Sarebbe ora di finirla con la sindrome di Fort Alamo o del complotto. È difficile da credere, ma quando si accusa Gomorra di “gettare fango su Napoli”, si fa la figura degli stolti che quando il saggio indica la luna si sta a guardare il dito. Giusto per fare un esempio, l’omicidio di Gelsomina Verde – in Gomorra è Manu, la fidanzata di Danielino – non spunta dalla penna o dalla testa di Saviano, ma è terribile cronaca. Infine che ci sia un problema o una volontà nel rinchiudere Napoli all’interno dei soliti luoghi comuni o consueti discorsi è questione arcinota, ma precede di anni Gomorra.
L’eroe di carta
Se trovo risibili e poco solide queste critiche, più consistenti sono gli appunti mossi a all’eroe di carta, anche se ormai distinguere il prodotto Gomorra dallo scrittore ed autore Saviano è praticamente impossibile, come risulta da questa disamina.
Per quanto importanti, trovo velleitari e forse pretenziosi, i tentativi o l’idea di Saviano scrittore contro il male, il suo ecumenismo o il suo «moralismo» che «aggrega e costruisce una comunità». La sua forza iconica è innegabile, così come è lampante la «costruzione mediale dell’eroe Saviano», il quale – senza che gliene sia fatta una colpa – si muove agevolmente in tale contesto mediatico, utilizzando per certi versi gli stessi codici: si pensi alle copertine di Rolling Stones o Vanity Fair «la postura di sfida si addice a colui che contrasta la camorra, utilizzando lo stesso linguaggio iconico del nemico, e tale situazione comunicativa risulta la più frequentata dai ritratti dell’autore».
Come ritiene Dal Lago probabilmente Saviano è stato «rinchiuso nella gabbia della sua fama», diventando piuttosto allergico alle critiche e sviluppando nei suoi scritti una forma di narcisismo narrativo, questo ha comportato un impoverimento dei suoi testi, basta sfogliare Bacio Feroce e La paranza dei bambini.

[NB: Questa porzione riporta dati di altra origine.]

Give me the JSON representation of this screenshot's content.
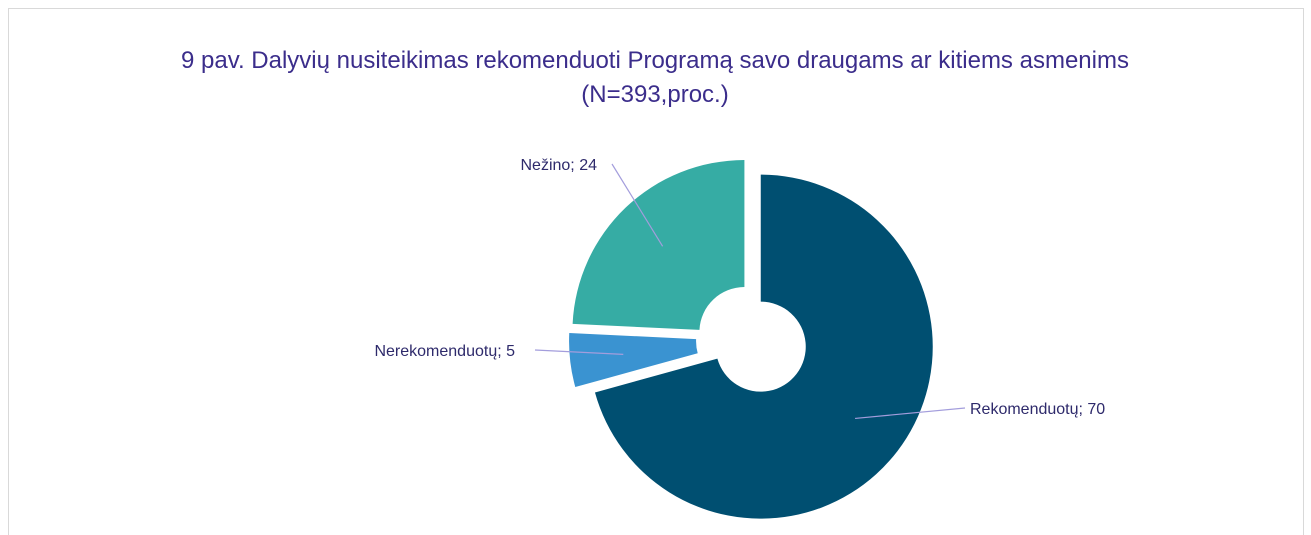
{
  "chart_data": {
    "type": "donut",
    "title": "9 pav. Dalyvių nusiteikimas rekomenduoti Programą savo draugams ar kitiems asmenims (N=393,proc.)",
    "categories": [
      "Rekomenduotų",
      "Nerekomenduotų",
      "Nežino"
    ],
    "values": [
      70,
      5,
      24
    ],
    "value_labels": [
      "Rekomenduotų; 70",
      "Nerekomenduotų; 5",
      "Nežino; 24"
    ],
    "colors": [
      "#004f71",
      "#3a93d1",
      "#36aca4"
    ]
  }
}
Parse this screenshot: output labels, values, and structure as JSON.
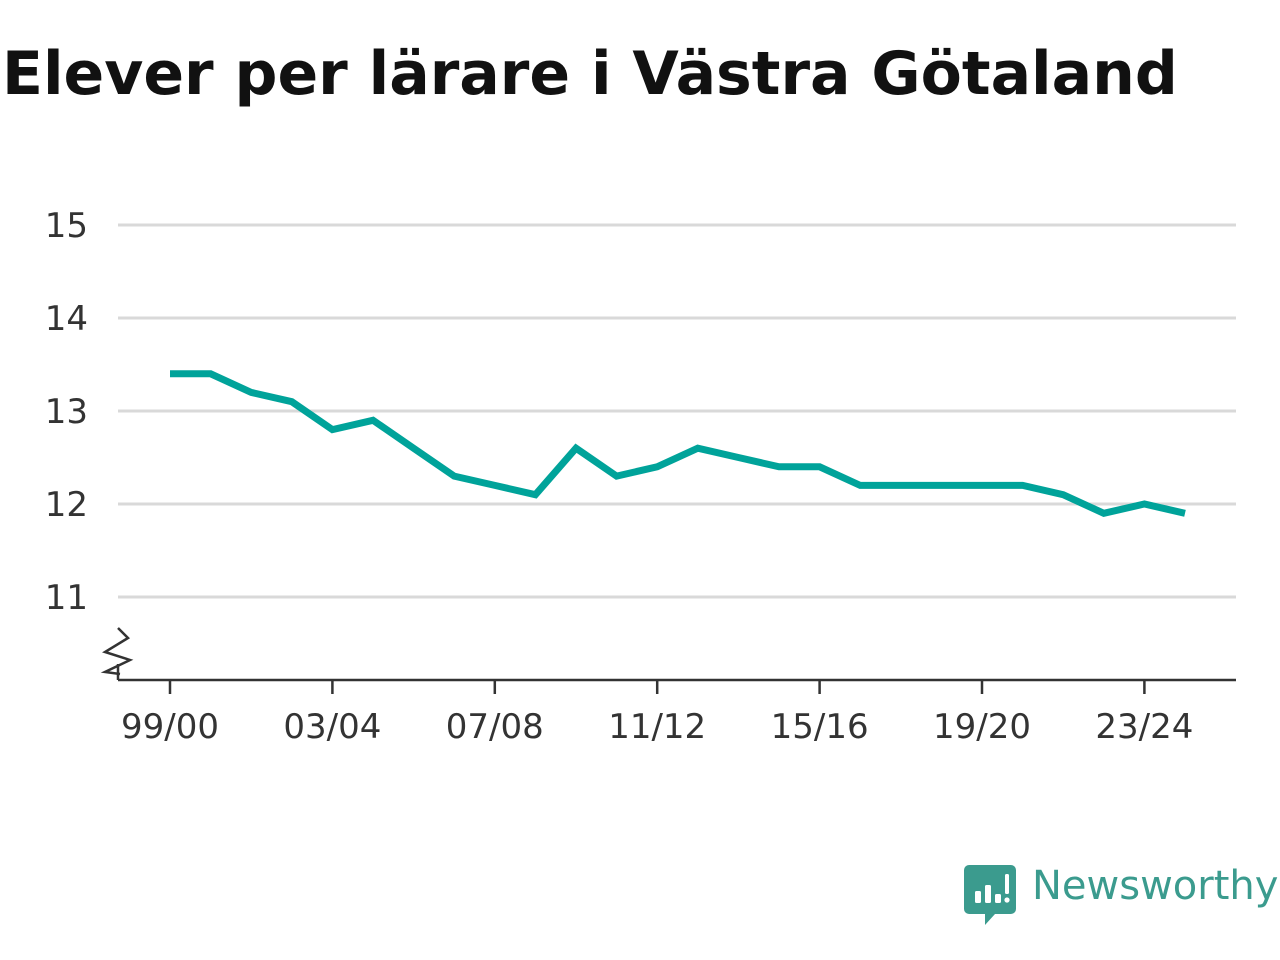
{
  "chart_data": {
    "type": "line",
    "title": "Elever per lärare i Västra Götaland",
    "xlabel": "",
    "ylabel": "",
    "ylim": [
      10.2,
      15
    ],
    "yticks": [
      "15",
      "14",
      "13",
      "12",
      "11"
    ],
    "ytick_values": [
      15,
      14,
      13,
      12,
      11
    ],
    "y_axis_break": true,
    "grid": true,
    "x": [
      "99/00",
      "00/01",
      "01/02",
      "02/03",
      "03/04",
      "04/05",
      "05/06",
      "06/07",
      "07/08",
      "08/09",
      "09/10",
      "10/11",
      "11/12",
      "12/13",
      "13/14",
      "14/15",
      "15/16",
      "16/17",
      "17/18",
      "18/19",
      "19/20",
      "20/21",
      "21/22",
      "22/23",
      "23/24",
      "24/25"
    ],
    "xtick_labels": [
      "99/00",
      "03/04",
      "07/08",
      "11/12",
      "15/16",
      "19/20",
      "23/24"
    ],
    "series": [
      {
        "color": "#00a39a",
        "values": [
          13.4,
          13.4,
          13.2,
          13.1,
          12.8,
          12.9,
          12.6,
          12.3,
          12.2,
          12.1,
          12.6,
          12.3,
          12.4,
          12.6,
          12.5,
          12.4,
          12.4,
          12.2,
          12.2,
          12.2,
          12.2,
          12.2,
          12.1,
          11.9,
          12.0,
          11.9
        ]
      }
    ]
  },
  "brand": {
    "name": "Newsworthy",
    "icon": "newsworthy-logo-icon",
    "color": "#3b9b8e"
  }
}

Le numerose polemiche giornalistiche
Ma cosa ha consentito a Gomorra di diventare un vero e proprio brand globale? Come abbiamo visto l’esposizione mediatica di Saviano, unita a «numerose polemiche giornalistiche» ed incoraggiata da un’ «intelligente politica di apparizioni televisive» hanno svolto un ruolo fondamentale, da non trascurare la forza testimoniale di chi è costretto – ormai dai oltre dieci anni – a vivere sotto scorta per le sue denunce. La potenza evocativa e la spinta emotiva veicolate attraverso il personaggio Saviano hanno permesso una riuscita campagna promozionale in grado di intrecciare marketing emotivo e l’atavica fascinazione per il male.
Questi elementi non indeboliscono la forza delle pagine di Gomorra, ma è di tutta evidenza che la stagione di letteratura civile, tra nuovo realismo e nuova epica italiana, sia stata in parte fagocitata dall’industria dell’intrattenimento e dallo star system. Un semplice dato di realtà che rafforza l’idea di Gomorra come ormai transmedia storytelling in grado di attraversare e riadattarsi a contesti diversi, dalla letteratura al cinema, dal teatro alla televisione fino al graphic novel.

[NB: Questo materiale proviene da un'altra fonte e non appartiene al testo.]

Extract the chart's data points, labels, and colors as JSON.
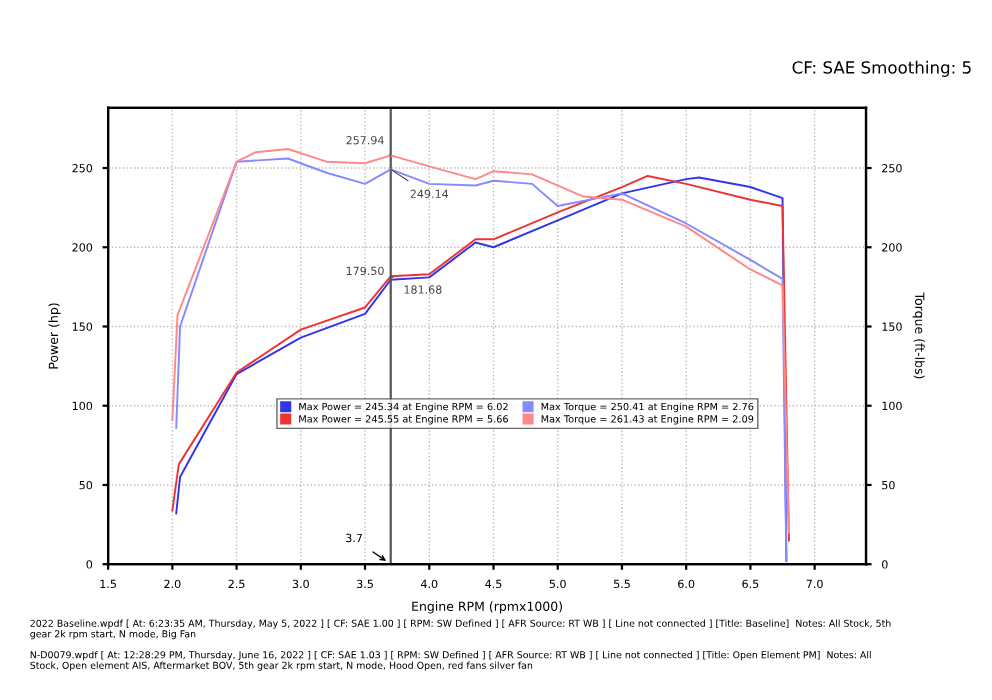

In conclusione possiamo ritenere Gomorra, in tutte le sue sfaccettature, un prodotto straordinario ed eccezionale che vive un rapporto simbiotico ed inscindibile con il suo creatore che per un verso, come conclude la Benvenuti, ha consentito la riscrittura dei canoni letterari, scenici e cinematografici permettendo di far conoscere al grande pubblico storie troppo spesso sconosciute, dall’altro la popolarità di Saviano vizia ed offusca un giudizio obiettivo dell’operato suo e degli autori scadendo, sovente, in un moralismo d’accatto.